1. In Photoshop, open your image.
 Selected Image 2. If the background that you want excluded is a solid color, it might be easiest to use the magic wand to select that background then invert the selection [Select>Invert] so that the image data you want included is selected. Use whatever techniques you want, but in the end, it's the image data you want included in the final that should be selected. (The brown shape in the sample)
  Paths Palette 3. With the selection active, go to the Paths Palette. Off the side menu, choose "Make Work Path." This will turn your selection into a bezier-curve path. The tolerance value will determine how closely the path is drawn to your selection. The higher the tolerance value, the fewer anchor points there will be. The default usually works just fine.
 Toolbar  Adjusting Path 4. Now that you have a bezier-path drawn around your object, zoom in to at least 100% and adjust the path as necessary using the Direct Selection tool (in the pen tool grouping) to move points around. Use the Pen + and - tools to add or delete points. Remember that everything inside the path will end up in your final image, and everything outside the path will be excluded.
 Renaming Work Path 5. When you're done tweaking the path, double click on it in the paths palette and give it a name.
 Setting Flatness 6. Off the paths palette menu, then choose "Clipping Path" and choose the name of the path you just named. The lower the flatness value, the more accurate your clipping path will be. However, some printers choke with very low flatness values. For high-res printing (1200 to 2400 dpi -- like at an imagesetter), a flatness of 8 to 10 is recommended. For printing to 300 and 600 dpi laser printers, use a flatness value between 1 and 3.

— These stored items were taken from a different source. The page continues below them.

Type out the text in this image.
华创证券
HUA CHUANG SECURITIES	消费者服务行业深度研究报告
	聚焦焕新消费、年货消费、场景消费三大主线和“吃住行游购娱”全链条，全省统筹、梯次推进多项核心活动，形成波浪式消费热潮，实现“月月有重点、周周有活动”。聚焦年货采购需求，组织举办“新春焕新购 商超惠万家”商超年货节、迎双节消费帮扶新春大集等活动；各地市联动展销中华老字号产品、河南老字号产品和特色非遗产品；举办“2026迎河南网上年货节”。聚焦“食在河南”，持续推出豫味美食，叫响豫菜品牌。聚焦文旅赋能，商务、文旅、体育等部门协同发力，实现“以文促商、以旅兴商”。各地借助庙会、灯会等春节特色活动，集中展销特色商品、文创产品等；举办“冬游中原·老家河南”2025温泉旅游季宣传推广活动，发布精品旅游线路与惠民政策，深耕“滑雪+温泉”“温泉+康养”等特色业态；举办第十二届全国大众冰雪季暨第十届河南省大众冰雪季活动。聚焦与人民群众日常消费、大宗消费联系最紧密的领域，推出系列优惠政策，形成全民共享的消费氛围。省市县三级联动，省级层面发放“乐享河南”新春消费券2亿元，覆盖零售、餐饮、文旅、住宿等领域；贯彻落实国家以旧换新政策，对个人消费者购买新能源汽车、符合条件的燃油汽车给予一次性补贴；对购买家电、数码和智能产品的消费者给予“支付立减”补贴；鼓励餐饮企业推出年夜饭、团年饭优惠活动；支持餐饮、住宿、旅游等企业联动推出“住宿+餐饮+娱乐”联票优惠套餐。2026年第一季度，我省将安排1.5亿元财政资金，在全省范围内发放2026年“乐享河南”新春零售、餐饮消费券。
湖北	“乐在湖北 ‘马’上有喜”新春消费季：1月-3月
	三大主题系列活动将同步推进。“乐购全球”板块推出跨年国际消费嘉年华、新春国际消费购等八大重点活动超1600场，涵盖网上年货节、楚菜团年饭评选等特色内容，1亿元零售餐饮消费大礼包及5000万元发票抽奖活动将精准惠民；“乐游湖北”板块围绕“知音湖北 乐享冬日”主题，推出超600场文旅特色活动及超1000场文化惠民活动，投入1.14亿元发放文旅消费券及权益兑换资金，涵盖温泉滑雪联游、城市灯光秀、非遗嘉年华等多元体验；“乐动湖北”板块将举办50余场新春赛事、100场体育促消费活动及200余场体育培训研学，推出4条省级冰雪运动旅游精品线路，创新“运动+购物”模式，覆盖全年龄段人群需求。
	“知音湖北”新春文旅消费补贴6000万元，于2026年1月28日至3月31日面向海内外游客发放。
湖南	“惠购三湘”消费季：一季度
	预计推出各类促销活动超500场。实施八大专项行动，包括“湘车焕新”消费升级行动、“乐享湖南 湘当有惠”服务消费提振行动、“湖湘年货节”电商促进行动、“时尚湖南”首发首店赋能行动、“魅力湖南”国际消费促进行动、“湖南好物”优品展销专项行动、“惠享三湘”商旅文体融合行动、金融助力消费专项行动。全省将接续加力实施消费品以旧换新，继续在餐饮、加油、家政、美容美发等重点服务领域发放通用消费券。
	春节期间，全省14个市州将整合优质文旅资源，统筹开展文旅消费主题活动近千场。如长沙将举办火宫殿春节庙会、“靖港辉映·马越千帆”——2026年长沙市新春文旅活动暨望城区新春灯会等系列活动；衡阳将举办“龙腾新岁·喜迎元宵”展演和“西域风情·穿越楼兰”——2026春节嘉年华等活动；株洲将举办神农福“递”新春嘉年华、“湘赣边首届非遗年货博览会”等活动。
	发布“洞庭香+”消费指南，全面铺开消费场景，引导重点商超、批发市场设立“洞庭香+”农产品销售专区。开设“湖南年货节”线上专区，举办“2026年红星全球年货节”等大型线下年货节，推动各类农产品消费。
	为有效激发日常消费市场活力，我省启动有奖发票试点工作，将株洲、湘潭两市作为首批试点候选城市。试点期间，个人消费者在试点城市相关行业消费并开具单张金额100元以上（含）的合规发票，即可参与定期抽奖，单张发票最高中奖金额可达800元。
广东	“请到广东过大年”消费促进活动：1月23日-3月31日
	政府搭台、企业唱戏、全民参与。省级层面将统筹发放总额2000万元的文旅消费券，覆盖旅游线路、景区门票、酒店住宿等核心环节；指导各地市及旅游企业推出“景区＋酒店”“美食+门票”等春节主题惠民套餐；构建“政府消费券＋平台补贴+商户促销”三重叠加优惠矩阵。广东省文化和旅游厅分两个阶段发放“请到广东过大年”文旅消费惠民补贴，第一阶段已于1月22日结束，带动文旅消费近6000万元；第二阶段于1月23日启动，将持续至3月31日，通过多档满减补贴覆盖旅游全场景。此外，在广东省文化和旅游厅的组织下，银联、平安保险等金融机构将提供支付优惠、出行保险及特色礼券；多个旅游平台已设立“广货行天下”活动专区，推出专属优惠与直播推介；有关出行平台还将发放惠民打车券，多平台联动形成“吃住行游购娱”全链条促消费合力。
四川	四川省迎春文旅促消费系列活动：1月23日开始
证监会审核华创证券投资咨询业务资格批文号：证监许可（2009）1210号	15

7. You can then save the file as either EPS or TIFF. These are the only two formats that support the clipping path, but which you choose depends on where you'll be using the image. For placing in PageMaker, I use TIFF because PM will actually display and print the image clipped on screen, whereas EPS will not. However, I don't think Quark will display the clipping path either way. Keep in mind that if you use EPS and are printing to a non-postscript printer, the image will not print with the clipping path, either.